Шохат подробно рассказывал Трилиссеру об истории «ха-Шомер» и Киббуца, тот делал пометки в блокноте и неоднократно возвращался к вопросу о том, почему Киббуц не сотрудничает с палестинской компартией. Шохат объяснил, что это — небольшая партия, что ее в Эрец-Исраэль терпеть не могут за то, что она против сионизма и еврейского образа жизни. В заключение Трилиссер спросил, какие у Шохата просьбы. Тот ответил: зачислить нескольких киббуцников в советские летные школы и нескольких — в военную академию, а главное — официально поддержать создание еврейского коммунистического государства в Эрец-Исраэль. Трилиссер пообещал передать эти просьбы в соответствующие инстанции и в знак личной симпатии дал Шохату засекреченный номер своего служебного телефона. Этот номер и спас Шохату жизнь. Когда его задержали на московском вокзале по подозрению в шпионаже, в отделении милиции Шохат вынул записку с телефоном Трилиссера и попросил позвонить по этому номеру. Через считанные секунды вспотевший начальник отделения сам проводил Шохата к выходу, извинился за ошибку своих подчиненных и обещал их наказать.
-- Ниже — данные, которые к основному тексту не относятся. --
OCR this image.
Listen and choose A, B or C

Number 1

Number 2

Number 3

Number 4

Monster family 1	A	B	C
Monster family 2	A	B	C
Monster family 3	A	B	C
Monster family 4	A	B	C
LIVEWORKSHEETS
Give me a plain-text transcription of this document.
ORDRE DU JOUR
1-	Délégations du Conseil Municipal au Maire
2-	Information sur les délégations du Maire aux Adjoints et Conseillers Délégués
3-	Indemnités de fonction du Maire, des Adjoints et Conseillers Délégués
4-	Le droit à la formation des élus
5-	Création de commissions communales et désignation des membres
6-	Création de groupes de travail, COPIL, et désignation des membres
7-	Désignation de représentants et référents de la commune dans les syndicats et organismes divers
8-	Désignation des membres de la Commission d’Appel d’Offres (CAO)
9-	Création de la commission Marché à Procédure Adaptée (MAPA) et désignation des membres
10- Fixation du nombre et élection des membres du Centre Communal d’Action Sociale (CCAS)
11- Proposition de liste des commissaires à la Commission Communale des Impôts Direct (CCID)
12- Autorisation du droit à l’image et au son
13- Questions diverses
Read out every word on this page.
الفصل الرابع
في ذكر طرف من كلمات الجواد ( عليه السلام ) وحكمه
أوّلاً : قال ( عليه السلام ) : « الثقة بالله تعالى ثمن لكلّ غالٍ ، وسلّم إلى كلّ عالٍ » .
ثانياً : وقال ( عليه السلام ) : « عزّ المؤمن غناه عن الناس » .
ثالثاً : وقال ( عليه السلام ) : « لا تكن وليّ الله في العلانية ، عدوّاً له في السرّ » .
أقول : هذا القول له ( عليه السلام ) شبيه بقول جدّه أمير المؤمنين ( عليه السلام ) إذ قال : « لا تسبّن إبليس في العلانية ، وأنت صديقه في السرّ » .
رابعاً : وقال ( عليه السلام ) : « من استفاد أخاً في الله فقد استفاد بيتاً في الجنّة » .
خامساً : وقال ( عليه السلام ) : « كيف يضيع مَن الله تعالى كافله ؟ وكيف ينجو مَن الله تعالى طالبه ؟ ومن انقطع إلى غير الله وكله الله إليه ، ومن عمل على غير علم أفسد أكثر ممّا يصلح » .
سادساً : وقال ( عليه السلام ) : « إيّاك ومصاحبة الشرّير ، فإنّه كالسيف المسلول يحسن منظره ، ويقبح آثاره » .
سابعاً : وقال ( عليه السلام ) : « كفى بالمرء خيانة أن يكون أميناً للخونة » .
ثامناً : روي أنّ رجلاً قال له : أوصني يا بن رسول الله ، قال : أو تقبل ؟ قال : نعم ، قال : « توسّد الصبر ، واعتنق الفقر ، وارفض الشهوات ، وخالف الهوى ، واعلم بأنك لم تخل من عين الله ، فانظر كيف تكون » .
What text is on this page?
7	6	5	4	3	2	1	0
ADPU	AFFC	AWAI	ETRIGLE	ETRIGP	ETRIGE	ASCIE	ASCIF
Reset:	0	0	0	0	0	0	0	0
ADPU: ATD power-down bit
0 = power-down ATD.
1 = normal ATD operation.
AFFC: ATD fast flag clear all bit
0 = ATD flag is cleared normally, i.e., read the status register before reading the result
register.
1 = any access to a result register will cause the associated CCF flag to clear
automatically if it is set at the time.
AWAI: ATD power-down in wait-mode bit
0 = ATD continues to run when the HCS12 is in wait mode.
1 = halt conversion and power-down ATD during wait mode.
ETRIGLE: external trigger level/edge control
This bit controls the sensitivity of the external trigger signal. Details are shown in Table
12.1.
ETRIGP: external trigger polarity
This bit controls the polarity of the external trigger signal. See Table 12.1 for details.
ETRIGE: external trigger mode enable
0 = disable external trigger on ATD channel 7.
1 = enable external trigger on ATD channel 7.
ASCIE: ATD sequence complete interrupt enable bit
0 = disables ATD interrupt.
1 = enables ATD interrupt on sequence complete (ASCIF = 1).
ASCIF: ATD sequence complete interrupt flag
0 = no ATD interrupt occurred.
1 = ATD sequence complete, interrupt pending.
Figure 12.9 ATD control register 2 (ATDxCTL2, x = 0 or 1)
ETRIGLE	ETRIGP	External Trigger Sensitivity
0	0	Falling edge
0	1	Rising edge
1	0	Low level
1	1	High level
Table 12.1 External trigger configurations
В ожидании ответа советских властей на свои просьбы Шохат разъезжал по колхозам, побывал в Крыму, посетил там еврейские коммуны.
А ответа все не было. И быть не могло: русские «…не были заинтересованы в установлении связей с еврейской подпольной организацией, они проверяли возможность завербовать людей Шохата (…) Это был просто один из многочисленных трюков руководителей ГПУ, искавших подходящих агентов по всему миру»[904], — писал потом Исер Харэль.
Подходящего агента руководители ГПУ нашли. Мендель Элкинд, вернувшись из Москвы, привез с собой подробный перечень заданий:
Приостановить нелегальную репатриацию.
Внести деморализацию в ряды сионистов.
Вызвать раскол в рабочем движении.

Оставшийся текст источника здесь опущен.